Paul Samuelson, 1915 - 2009

Paul Samuelson died over the weekend, at age 94. He was born in Gary, Indiana (one of two Noble prize winners in Economics born in Gary, a remarkable enough fact), and he changed the world, in a very real sense.

Samuelson transformed economics, both through his scholarship (starting with Foundations of Economic Analysis, and going on from there) and through his textbook, Economics (recently co-authored by William Nordhaus). Unlike a lot of economists, he did not write books (either scholarly or popular), but published extensively in a large number of fields. What do I mean by a large number of fields?

He developed the theory of revealed preference and used it to derive both product demand curves and consumer surplus.

His doctoral dissertation (Foundations of Economic Analysis) demonstrated how advanced mathematical tools could be applied to problems in economic theory.

He developed and formalized the accelerator principle in macro theory.

He did work in trade theory, notable drawing out implications of the Heckscher-Olin trade hypothesis and developing the Stolper-Samuelson theorem.

He formalized the theory of public goods (building on the work of Richard Musgrave).

He extended the overlapping generations model.

With Robert Solow and Robert Dorfman, he developed the application of linear programming analysis to economics.

He pioneered the analysis of stock market prices; his work laid the groundwork for the studies that led to an Economics Nobel for Robert Merton and for the development of the Black-Scholes formula for valuing complex financial instruments.

He was responsible for the neoclassical synthesis in macroeconomics.

And that's just a taste of what he accomplished.

His textbook, Economics, which first appeared in 1947 and is now in its 19th edition, transformed the teaching of economics. Virtually every economics textbook currently available has borrowed the structure of Samuelson's book--and much of its analytical content. Whether they have used his book or not, every economics instructor and every economics student has bee influenced by it.
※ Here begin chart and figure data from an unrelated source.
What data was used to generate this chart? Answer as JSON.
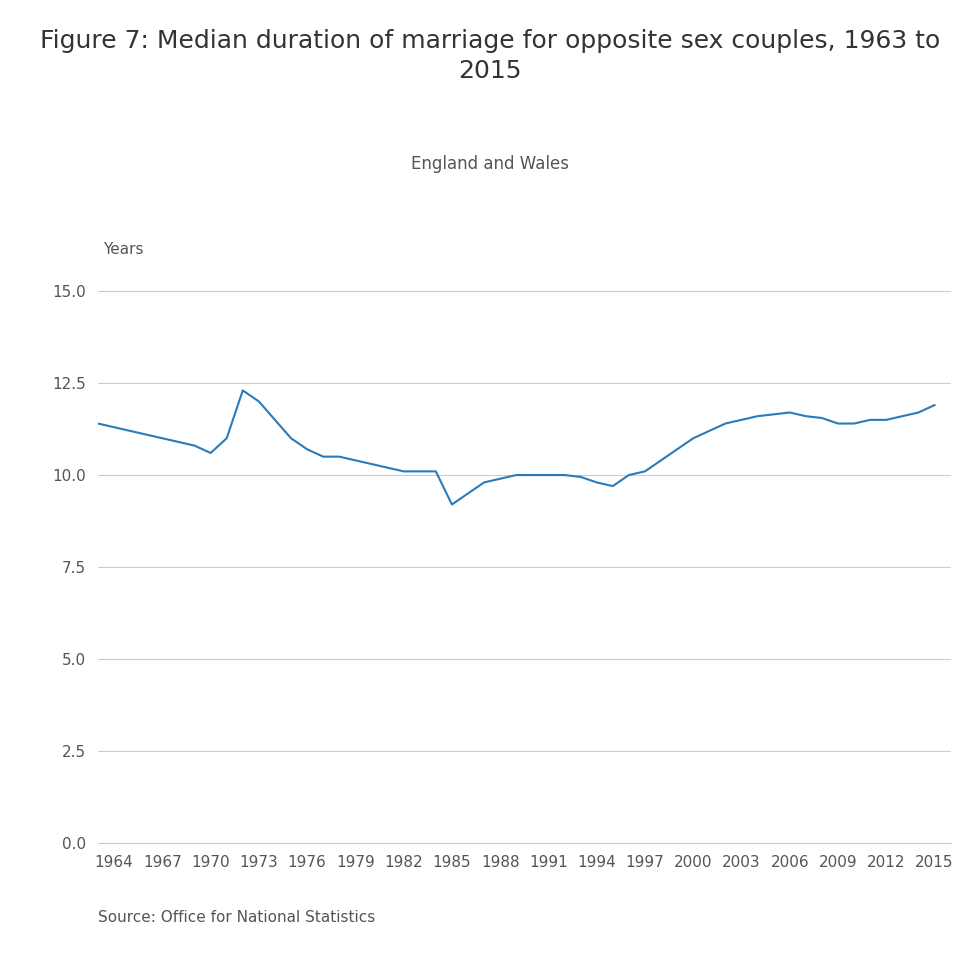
{
  "title": "Figure 7: Median duration of marriage for opposite sex couples, 1963 to\n2015",
  "subtitle": "England and Wales",
  "ylabel": "Years",
  "source": "Source: Office for National Statistics",
  "background_color": "#ffffff",
  "line_color": "#2b7bba",
  "grid_color": "#cccccc",
  "text_color": "#555555",
  "title_color": "#333333",
  "years": [
    1963,
    1964,
    1965,
    1966,
    1967,
    1968,
    1969,
    1970,
    1971,
    1972,
    1973,
    1974,
    1975,
    1976,
    1977,
    1978,
    1979,
    1980,
    1981,
    1982,
    1983,
    1984,
    1985,
    1986,
    1987,
    1988,
    1989,
    1990,
    1991,
    1992,
    1993,
    1994,
    1995,
    1996,
    1997,
    1998,
    1999,
    2000,
    2001,
    2002,
    2003,
    2004,
    2005,
    2006,
    2007,
    2008,
    2009,
    2010,
    2011,
    2012,
    2013,
    2014,
    2015
  ],
  "values": [
    11.4,
    11.3,
    11.2,
    11.1,
    11.0,
    10.9,
    10.8,
    10.6,
    11.0,
    12.3,
    12.0,
    11.5,
    11.0,
    10.7,
    10.5,
    10.5,
    10.4,
    10.3,
    10.2,
    10.1,
    10.1,
    10.1,
    9.2,
    9.5,
    9.8,
    9.9,
    10.0,
    10.0,
    10.0,
    10.0,
    9.95,
    9.8,
    9.7,
    10.0,
    10.1,
    10.4,
    10.7,
    11.0,
    11.2,
    11.4,
    11.5,
    11.6,
    11.65,
    11.7,
    11.6,
    11.55,
    11.4,
    11.4,
    11.5,
    11.5,
    11.6,
    11.7,
    11.9
  ],
  "yticks": [
    0.0,
    2.5,
    5.0,
    7.5,
    10.0,
    12.5,
    15.0
  ],
  "xtick_years": [
    1964,
    1967,
    1970,
    1973,
    1976,
    1979,
    1982,
    1985,
    1988,
    1991,
    1994,
    1997,
    2000,
    2003,
    2006,
    2009,
    2012,
    2015
  ],
  "ylim": [
    0,
    15.8
  ],
  "xlim": [
    1963,
    2016
  ],
  "title_fontsize": 18,
  "subtitle_fontsize": 12,
  "tick_fontsize": 11,
  "source_fontsize": 11,
  "ylabel_fontsize": 11
}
Keynes once wrote: "The ideas of economists and political philosophers, both when they are right and when they are wrong, are more powerful than is commonly understood. Indeed, the world is ruled by little else. Practical men, who believe themselves to be quite exempt from any intellectual influences, are usually the slaves of some defunct economist. Madmen in authority, who hear voices in the air, are distilling their frenzy from some academic scribbler of a few years back. I am sure that the power of vested interests is vastly exaggerated compared with the gradual encroachment of ideas…. But, soon or late, it is ideas, not vested interests, which are dangerous for good or evil…"

Samuelson laid the basis for much that economists have created in the past 70 years. It has been mostly for good. His presence will be missed, but his example should continue to inspire and to stimulate economists well into the future.